Genetically Associated CD16(+)56(-) Natural Killer Cell Interferon (IFN)-alpha R Expression Regulates Signaling and Is Implicated in IFN-alpha-Induced Hepatitis C Virus Decline

Department of Medicine, Division of Infectious Diseases, University Hospital Case Medical Center, Case Western Reserve University, Cleveland, Ohio 44106, USA.
The Journal of Infectious Diseases (Impact Factor: 6). 04/2012; 205(7):1131-41. DOI: 10.1093/infdis/jis027
Source: PubMed


Natural killer (NK) cells likely contribute to outcome of acute hepatitis C virus (HCV) infection and interferon (IFN)-induced control of chronic HCV infection. We previously observed IFN-αR and NKp30 expression associated with IFN-α-dependent NK cell activity.
Here, we examined CD16(+)56(-), CD16(+)56(+), and CD16(-)56(+) NK cell subset IFN-αR and NKp30 expression in relation to magnitude of HCV genotype 1 decrease during pegylated IFN-α plus ribavirin therapy.

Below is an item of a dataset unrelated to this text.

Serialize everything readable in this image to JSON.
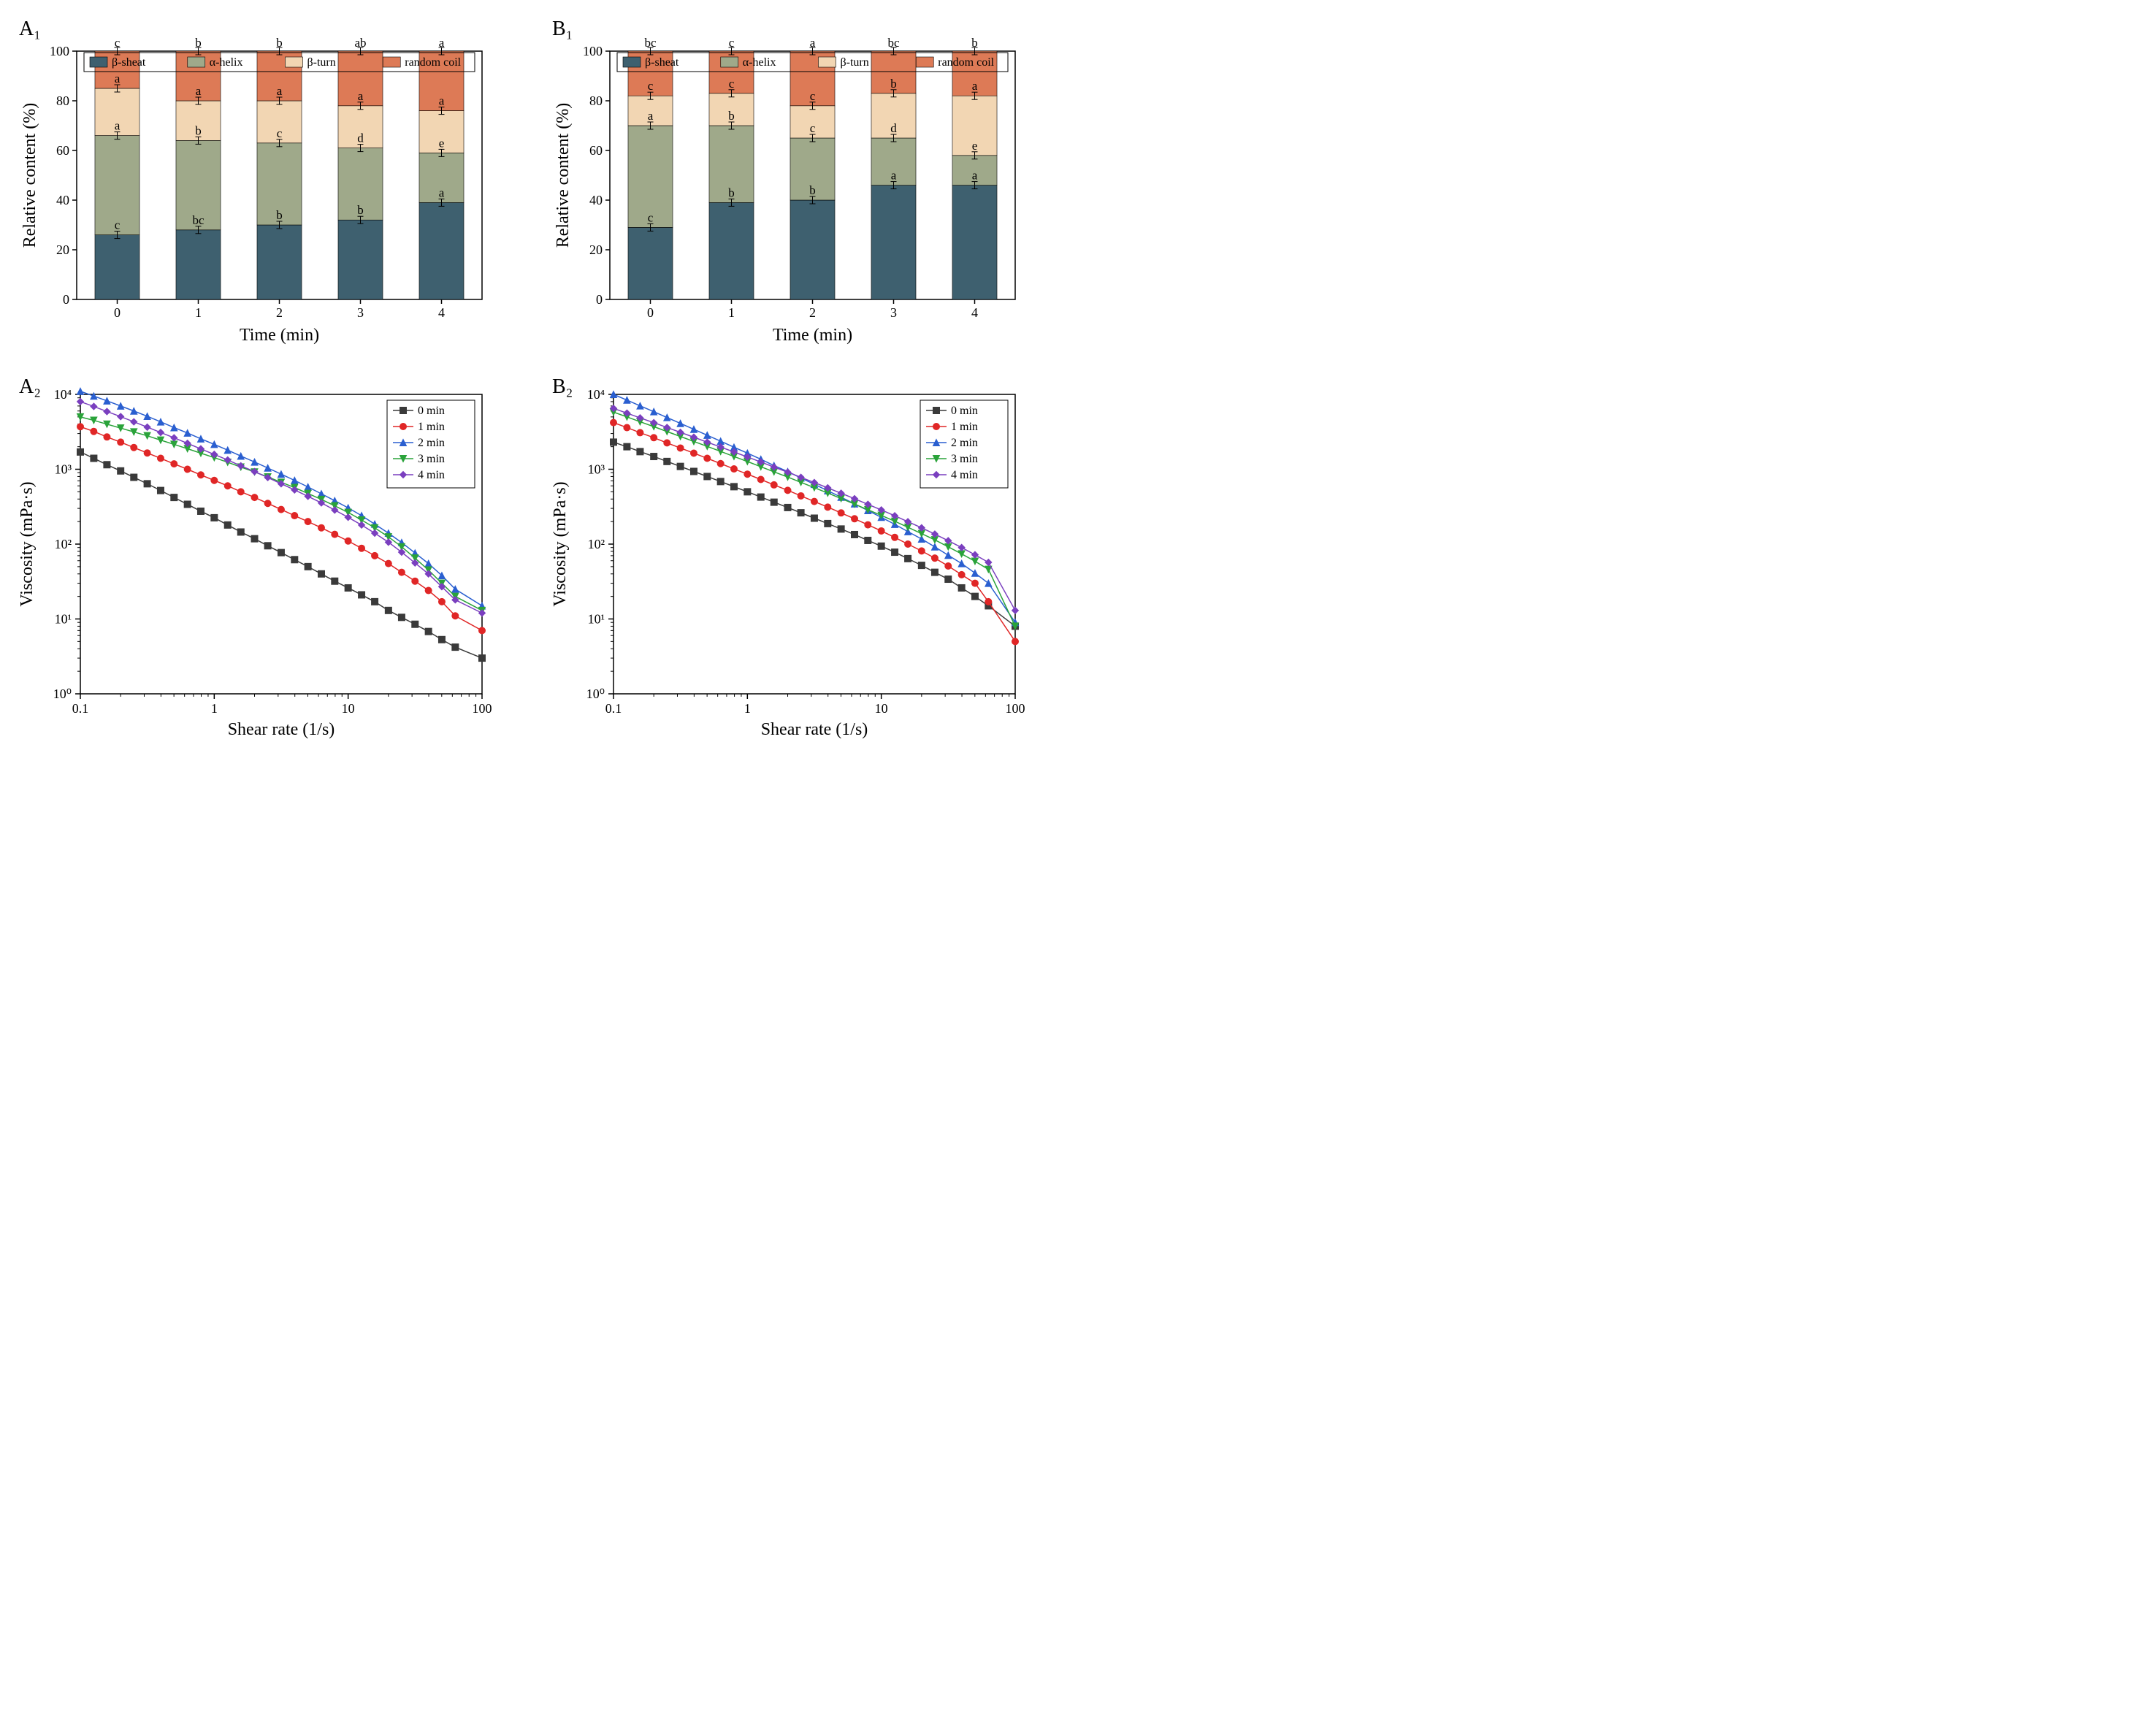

We observed greater baseline IFN-αR and NKp30 expression on CD16(+)56(+) and CD16(-)56(+) NK subsets in HCV-infected patients than in healthy control subjects. Baseline CD16(+)56(-) NK IFN-αR expression was associated with IFN-α-induced pSTAT1, and both were associated with magnitude of HCV decrease during pegylated IFN-α plus ribavirin therapy. Baseline CD16(+)56(-) NK IFN-αR expression was associated with race and interleukin 28B genotype, negatively associated with aspartate aminotransferase-to platelet ratio index, and positively associated with increase in NKp30 expression after in vivo IFN-α exposure. Finally, in vitro IFN-α2a-activated NK cytolysis of HCV-infected target cells was in part dependent on NKp30, and CD16(+)56(-) NK cell IFN-αR expression correlated with cytolytic activity.
IFN-αR expression on CD16(+)56(-) NK cells during chronic HCV infection may in part be genetically determined, and level of expression regulates IFN-α signaling, which in turn may contribute to control of HCV infection.